太極武藝館


太極武藝館の歴史

 太極武藝館の歴史は、当館の創始者である円山洋玄師父が、1972年より約九年間に亘り、陳子明系の陳氏太極拳を受け継ぐ外族伝人から教授を許されたことに始まります。 

 当時 、1970年代の初めの頃は、太極拳は、まだその存在を知る人さえ極めて稀であり、その時代に非常に質の高い「陳氏太極拳」の拳理拳学を、正しい学習体系の中で、詳細にわたって学んだ日本人は、そう多くは存在しないと思われます。

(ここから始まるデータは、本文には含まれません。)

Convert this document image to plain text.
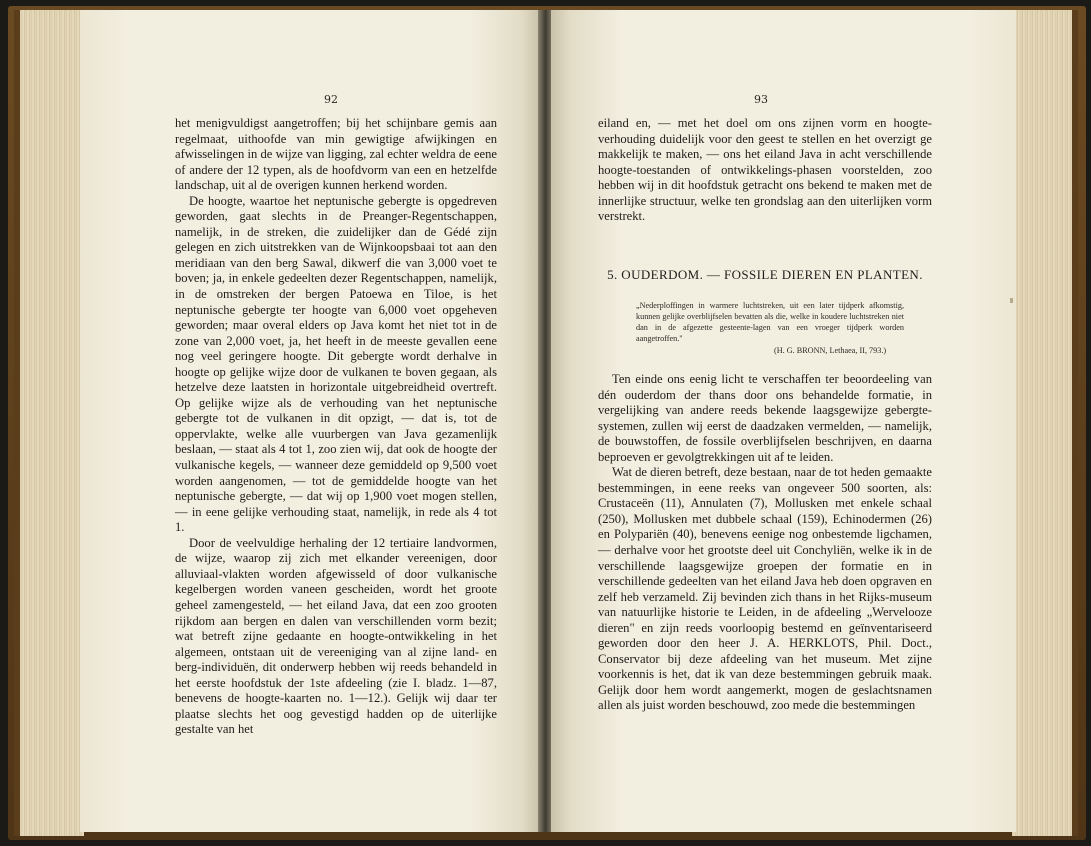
92

het menigvuldigst aangetroffen; bij het schijnbare gemis aan regelmaat, uithoofde van min gewigtige afwijkingen en afwisselingen in de wijze van ligging, zal echter weldra de eene of andere der 12 typen, als de hoofdvorm van een en hetzelfde landschap, uit al de overigen kunnen herkend worden.

De hoogte, waartoe het neptunische gebergte is opgedreven geworden, gaat slechts in de Preanger-Regentschappen, namelijk, in de streken, die zuidelijker dan de Gédé zijn gelegen en zich uitstrekken van de Wijnkoopsbaai tot aan den meridiaan van den berg Sawal, dikwerf die van 3,000 voet te boven; ja, in enkele gedeelten dezer Regentschappen, namelijk, in de omstreken der bergen Patoewa en Tiloe, is het neptunische gebergte ter hoogte van 6,000 voet opgeheven geworden; maar overal elders op Java komt het niet tot in de zone van 2,000 voet, ja, het heeft in de meeste gevallen eene nog veel geringere hoogte. Dit gebergte wordt derhalve in hoogte op gelijke wijze door de vulkanen te boven gegaan, als hetzelve deze laatsten in horizontale uitgebreidheid overtreft. Op gelijke wijze als de verhouding van het neptunische gebergte tot de vulkanen in dit opzigt, — dat is, tot de oppervlakte, welke alle vuurbergen van Java gezamenlijk beslaan, — staat als 4 tot 1, zoo zien wij, dat ook de hoogte der vulkanische kegels, — wanneer deze gemiddeld op 9,500 voet worden aangenomen, — tot de gemiddelde hoogte van het neptunische gebergte, — dat wij op 1,900 voet mogen stellen, — in eene gelijke verhouding staat, namelijk, in rede als 4 tot 1.

Door de veelvuldige herhaling der 12 tertiaire landvormen, de wijze, waarop zij zich met elkander vereenigen, door alluviaal-vlakten worden afgewisseld of door vulkanische kegelbergen worden vaneen gescheiden, wordt het groote geheel zamengesteld, — het eiland Java, dat een zoo grooten rijkdom aan bergen en dalen van verschillenden vorm bezit; wat betreft zijne gedaante en hoogte-ontwikkeling in het algemeen, ontstaan uit de vereeniging van al zijne land- en berg-individuën, dit onderwerp hebben wij reeds behandeld in het eerste hoofdstuk der 1ste afdeeling (zie I. bladz. 1—87, benevens de hoogte-kaarten no. 1—12.). Gelijk wij daar ter plaatse slechts het oog gevestigd hadden op de uiterlijke gestalte van het

93

eiland en, — met het doel om ons zijnen vorm en hoogte-verhouding duidelijk voor den geest te stellen en het overzigt ge makkelijk te maken, — ons het eiland Java in acht verschillende hoogte-toestanden of ontwikkelings-phasen voorstelden, zoo hebben wij in dit hoofdstuk getracht ons bekend te maken met de innerlijke structuur, welke ten grondslag aan den uiterlijken vorm verstrekt.

5. OUDERDOM. — FOSSILE DIEREN EN PLANTEN.
„Nederploffingen in warmere luchtstreken, uit een later tijdperk afkomstig, kunnen gelijke overblijfselen bevatten als die, welke in koudere luchtstreken niet dan in de afgezette gesteente-lagen van een vroeger tijdperk worden aangetroffen."
(H. G. BRONN, Lethaea, II, 793.)

Ten einde ons eenig licht te verschaffen ter beoordeeling van dén ouderdom der thans door ons behandelde formatie, in vergelijking van andere reeds bekende laagsgewijze gebergte-systemen, zullen wij eerst de daadzaken vermelden, — namelijk, de bouwstoffen, de fossile overblijfselen beschrijven, en daarna beproeven er gevolgtrekkingen uit af te leiden.

Wat de dieren betreft, deze bestaan, naar de tot heden gemaakte bestemmingen, in eene reeks van ongeveer 500 soorten, als: Crustaceën (11), Annulaten (7), Mollusken met enkele schaal (250), Mollusken met dubbele schaal (159), Echinodermen (26) en Polypariën (40), benevens eenige nog onbestemde ligchamen, — derhalve voor het grootste deel uit Conchyliën, welke ik in de verschillende laagsgewijze groepen der formatie en in verschillende gedeelten van het eiland Java heb doen opgraven en zelf heb verzameld. Zij bevinden zich thans in het Rijks-museum van natuurlijke historie te Leiden, in de afdeeling „Wervelooze dieren" en zijn reeds voorloopig bestemd en geïnventariseerd geworden door den heer J. A. HERKLOTS, Phil. Doct., Conservator bij deze afdeeling van het museum. Met zijne voorkennis is het, dat ik van deze bestemmingen gebruik maak. Gelijk door hem wordt aangemerkt, mogen de geslachtsnamen allen als juist worden beschouwd, zoo mede die bestemmingen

 太極武藝館がその門戸を開いたのは、1979年、神奈川県に於いてひとりの若者がその稀に見る優れた資質を認められて入門を許されたことに始まります。
 しかし、円山洋玄師父は、以来、十数年の間は他に一切弟子を取らず、湘南にあった自営の店舗をたたみ、信州の標高800メートルの雪深い寒村に居を構え、瞑想と茶道、俳句、作曲などの芸術活動、そして太極拳三昧の、ひた向きな求道と研鑽の日々を送る山ごもりの修業期間に入ります。


 やがて、本物の武芸を追求する人々や、師父に東洋医学の治療を受けて難病から救われたり、劇的に健康を回復した人たちを通じて、その存在が徐々に知られはじめ、その武藝の奥深さに魅せられた人たちから教えを乞われ、1994年より、ようやく一般に向けて開門されることになりました。

 太極武藝館は、初めは道場を持たず、稽古は主に信州の大自然の中や、雪の季節には師父宅の土間や、村営の体育館で行なわれていました。
 長野冬期オリンピックが開かれることもあってか、当初から外国人の門下生も多く、隣村の白馬に滞在中の、オーストラリアのオリンピック陸上候補選手の女性は、師父の太極拳に強く魅せられ、後に外国人初の正式弟子となって、太極武藝館が国際的に活動するきっかけにもなりました。

 円山洋玄師父は、太極武藝館を開門してから七年間は、健康目的の人には陳式簡化太極拳を、武術を志す者には老架式の国家制定拳や査拳十路弾腿などを教えるのみで、本道である陳有本系陳氏太極拳の拳学体系は、正式な後継者のみが学ぶ絶対の秘密として、誰の目にも触れさせることなく、どのような場合にも教授される事がありませんでした。

 1999年、太極武藝館はその本拠地を、国内外への交通が至便で気候温暖な静岡県掛川市に移し、六十畳ほどの広さを持つ本格的な道場を構え、それまで秘密にしてきた陳氏太極拳小架式の高度な学習体系を、数名の正式弟子を中心に、一般門人にも徐々に公開し始めました。

 また、2001年には師父の長女を正式に后嗣および教練として認証し、次世代へ伝承するための確かな準備が始められています。